Updated: An official petition for a second EU referendum has passed 1.75m signatures - but does it have any chance of happening?

A petition calling for another EU referendum has passed 1.75 million signatures

"We the undersigned call upon HM Government to implement a rule that if the remain or leave vote is less than 60% based a turnout less than 75% there should be another referendum," the petition reads. Overall, the turnout in the EU referendum on 23 June was 73 per cent, and 51.8 per cent of voters went for Leave.

The petition has been so popular it briefly crashed the government website, and is now the biggest petition in the site's history.

After 10,000 signatures, the government has to respond to an official petition. After 100,000 signatures, it must be considered for a debate in parliament. 

Nigel Farage has previously said he would have asked for a second referendum based on a 52-48 result in favour of Remain.

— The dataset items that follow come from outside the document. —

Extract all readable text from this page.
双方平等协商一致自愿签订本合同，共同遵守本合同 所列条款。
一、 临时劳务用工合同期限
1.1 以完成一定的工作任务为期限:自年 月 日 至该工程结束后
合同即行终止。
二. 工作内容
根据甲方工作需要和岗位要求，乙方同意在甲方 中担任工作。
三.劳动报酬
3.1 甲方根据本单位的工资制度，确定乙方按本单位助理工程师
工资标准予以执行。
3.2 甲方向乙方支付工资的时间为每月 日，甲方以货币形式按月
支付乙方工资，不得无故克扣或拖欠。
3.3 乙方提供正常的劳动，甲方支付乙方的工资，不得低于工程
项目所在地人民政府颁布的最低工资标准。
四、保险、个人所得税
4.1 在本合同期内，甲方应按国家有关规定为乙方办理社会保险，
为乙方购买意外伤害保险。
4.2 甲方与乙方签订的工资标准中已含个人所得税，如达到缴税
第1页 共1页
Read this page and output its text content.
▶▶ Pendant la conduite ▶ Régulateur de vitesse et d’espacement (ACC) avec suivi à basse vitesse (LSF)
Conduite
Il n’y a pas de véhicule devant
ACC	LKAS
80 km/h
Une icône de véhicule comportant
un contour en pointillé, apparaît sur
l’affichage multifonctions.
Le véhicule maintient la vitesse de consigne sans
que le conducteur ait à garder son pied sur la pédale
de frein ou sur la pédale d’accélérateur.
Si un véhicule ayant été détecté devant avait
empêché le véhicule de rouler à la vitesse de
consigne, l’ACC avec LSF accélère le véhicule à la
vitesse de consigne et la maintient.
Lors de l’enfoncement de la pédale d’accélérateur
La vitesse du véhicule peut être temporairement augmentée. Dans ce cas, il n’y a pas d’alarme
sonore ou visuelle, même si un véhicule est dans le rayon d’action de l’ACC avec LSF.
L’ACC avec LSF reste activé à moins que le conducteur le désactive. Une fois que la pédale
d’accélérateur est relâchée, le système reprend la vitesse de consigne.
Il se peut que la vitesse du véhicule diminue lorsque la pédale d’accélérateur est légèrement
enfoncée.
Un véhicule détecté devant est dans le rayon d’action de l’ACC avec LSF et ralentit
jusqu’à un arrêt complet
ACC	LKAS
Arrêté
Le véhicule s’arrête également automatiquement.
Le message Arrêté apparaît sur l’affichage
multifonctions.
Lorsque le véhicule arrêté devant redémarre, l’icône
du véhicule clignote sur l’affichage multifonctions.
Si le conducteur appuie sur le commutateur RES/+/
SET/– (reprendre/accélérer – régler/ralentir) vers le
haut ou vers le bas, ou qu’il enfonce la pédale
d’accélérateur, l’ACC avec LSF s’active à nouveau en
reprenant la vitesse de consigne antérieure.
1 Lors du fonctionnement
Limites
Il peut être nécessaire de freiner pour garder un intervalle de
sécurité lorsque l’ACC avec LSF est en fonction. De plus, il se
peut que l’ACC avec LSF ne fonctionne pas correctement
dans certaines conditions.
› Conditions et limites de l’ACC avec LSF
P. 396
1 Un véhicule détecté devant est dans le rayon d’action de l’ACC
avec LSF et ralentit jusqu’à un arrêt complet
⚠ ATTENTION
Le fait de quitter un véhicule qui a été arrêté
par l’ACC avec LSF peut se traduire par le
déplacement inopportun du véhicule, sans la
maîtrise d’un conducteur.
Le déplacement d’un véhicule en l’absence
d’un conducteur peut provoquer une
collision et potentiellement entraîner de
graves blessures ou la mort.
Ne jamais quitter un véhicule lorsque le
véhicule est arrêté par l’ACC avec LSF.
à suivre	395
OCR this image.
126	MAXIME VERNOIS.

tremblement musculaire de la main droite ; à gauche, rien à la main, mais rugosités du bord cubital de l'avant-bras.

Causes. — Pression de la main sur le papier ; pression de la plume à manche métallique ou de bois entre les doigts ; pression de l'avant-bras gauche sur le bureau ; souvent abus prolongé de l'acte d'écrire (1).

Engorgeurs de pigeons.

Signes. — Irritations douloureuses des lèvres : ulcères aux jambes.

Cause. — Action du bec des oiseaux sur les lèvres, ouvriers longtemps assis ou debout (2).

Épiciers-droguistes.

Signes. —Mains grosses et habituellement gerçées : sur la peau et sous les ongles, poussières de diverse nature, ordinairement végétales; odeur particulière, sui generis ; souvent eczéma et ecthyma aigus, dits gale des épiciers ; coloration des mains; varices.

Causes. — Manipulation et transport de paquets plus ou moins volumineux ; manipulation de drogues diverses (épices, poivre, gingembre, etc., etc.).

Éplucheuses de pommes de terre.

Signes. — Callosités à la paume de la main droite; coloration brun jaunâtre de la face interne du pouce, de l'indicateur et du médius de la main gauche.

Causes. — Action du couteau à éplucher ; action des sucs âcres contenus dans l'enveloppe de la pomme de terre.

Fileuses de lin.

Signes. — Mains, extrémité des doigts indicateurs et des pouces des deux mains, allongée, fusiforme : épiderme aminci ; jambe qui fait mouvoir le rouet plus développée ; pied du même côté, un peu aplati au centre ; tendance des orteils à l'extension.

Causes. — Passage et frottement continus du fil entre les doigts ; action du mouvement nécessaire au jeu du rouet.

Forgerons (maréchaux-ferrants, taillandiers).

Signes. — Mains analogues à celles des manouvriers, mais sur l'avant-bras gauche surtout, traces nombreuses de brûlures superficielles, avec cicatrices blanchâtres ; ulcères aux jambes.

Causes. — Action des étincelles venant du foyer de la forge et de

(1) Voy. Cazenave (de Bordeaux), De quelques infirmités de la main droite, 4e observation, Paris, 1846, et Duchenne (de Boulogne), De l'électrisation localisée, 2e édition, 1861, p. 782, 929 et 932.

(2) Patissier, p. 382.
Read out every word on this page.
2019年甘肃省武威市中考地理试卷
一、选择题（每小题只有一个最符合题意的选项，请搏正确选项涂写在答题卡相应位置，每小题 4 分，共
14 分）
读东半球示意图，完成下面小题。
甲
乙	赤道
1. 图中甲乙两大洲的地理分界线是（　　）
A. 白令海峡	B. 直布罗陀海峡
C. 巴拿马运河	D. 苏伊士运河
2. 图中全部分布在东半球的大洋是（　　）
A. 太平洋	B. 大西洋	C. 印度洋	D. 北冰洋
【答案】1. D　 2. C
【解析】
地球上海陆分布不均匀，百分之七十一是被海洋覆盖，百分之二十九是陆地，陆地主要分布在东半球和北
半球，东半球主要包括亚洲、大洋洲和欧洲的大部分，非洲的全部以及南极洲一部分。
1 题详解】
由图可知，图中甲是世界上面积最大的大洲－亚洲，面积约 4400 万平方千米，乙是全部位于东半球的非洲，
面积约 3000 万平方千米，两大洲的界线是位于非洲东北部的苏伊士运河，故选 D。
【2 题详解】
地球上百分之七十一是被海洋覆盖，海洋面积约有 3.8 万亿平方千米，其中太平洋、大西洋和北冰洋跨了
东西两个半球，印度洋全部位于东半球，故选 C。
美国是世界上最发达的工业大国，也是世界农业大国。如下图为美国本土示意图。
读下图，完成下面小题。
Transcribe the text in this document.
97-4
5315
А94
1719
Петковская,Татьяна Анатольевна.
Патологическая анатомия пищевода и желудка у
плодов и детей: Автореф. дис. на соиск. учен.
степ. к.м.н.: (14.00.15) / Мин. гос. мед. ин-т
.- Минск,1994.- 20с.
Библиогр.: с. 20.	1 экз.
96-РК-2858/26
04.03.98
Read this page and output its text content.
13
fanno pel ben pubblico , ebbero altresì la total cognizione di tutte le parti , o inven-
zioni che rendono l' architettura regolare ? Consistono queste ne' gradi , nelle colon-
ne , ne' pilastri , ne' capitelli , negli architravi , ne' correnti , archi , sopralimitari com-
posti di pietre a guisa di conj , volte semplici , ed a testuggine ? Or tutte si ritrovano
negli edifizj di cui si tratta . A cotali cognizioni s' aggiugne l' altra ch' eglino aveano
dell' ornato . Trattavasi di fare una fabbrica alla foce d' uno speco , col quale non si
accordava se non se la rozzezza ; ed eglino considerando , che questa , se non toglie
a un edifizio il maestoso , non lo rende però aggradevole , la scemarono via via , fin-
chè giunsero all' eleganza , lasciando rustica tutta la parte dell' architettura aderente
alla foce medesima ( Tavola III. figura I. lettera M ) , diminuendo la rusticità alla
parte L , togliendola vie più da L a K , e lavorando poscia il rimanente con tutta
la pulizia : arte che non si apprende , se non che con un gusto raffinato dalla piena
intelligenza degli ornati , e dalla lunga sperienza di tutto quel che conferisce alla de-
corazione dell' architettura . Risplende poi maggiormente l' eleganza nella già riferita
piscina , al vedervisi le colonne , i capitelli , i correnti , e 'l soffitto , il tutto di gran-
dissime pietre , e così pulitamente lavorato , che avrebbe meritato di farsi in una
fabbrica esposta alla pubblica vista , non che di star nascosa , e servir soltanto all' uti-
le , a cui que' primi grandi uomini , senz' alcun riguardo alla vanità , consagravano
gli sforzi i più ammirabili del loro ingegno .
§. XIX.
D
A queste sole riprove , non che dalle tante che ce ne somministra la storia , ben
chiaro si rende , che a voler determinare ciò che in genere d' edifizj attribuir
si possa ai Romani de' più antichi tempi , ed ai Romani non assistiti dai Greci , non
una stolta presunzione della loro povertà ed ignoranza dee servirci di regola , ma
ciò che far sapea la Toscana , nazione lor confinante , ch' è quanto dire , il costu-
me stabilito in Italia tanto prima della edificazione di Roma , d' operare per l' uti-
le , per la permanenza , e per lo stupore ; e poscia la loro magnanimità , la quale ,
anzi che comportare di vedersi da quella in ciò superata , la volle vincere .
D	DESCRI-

However, what the petition is asking for would be, in effect, for Britain to stay as a member of the EU. Turnout of 75 per cent is far higher than recent general elections, and a margin of victory of 20 points is also ambitious. In the 2014 independence referendum in Scotland, the split was 55-45 in favour of remaining in the union. 

Unfortunately for those dismayed by the referendum result, even if the petition is debated in parliament, there will be no vote and it will have no legal weight. 

Another petition has been set up for London to declare independence, which has attracted 130,000 signatures.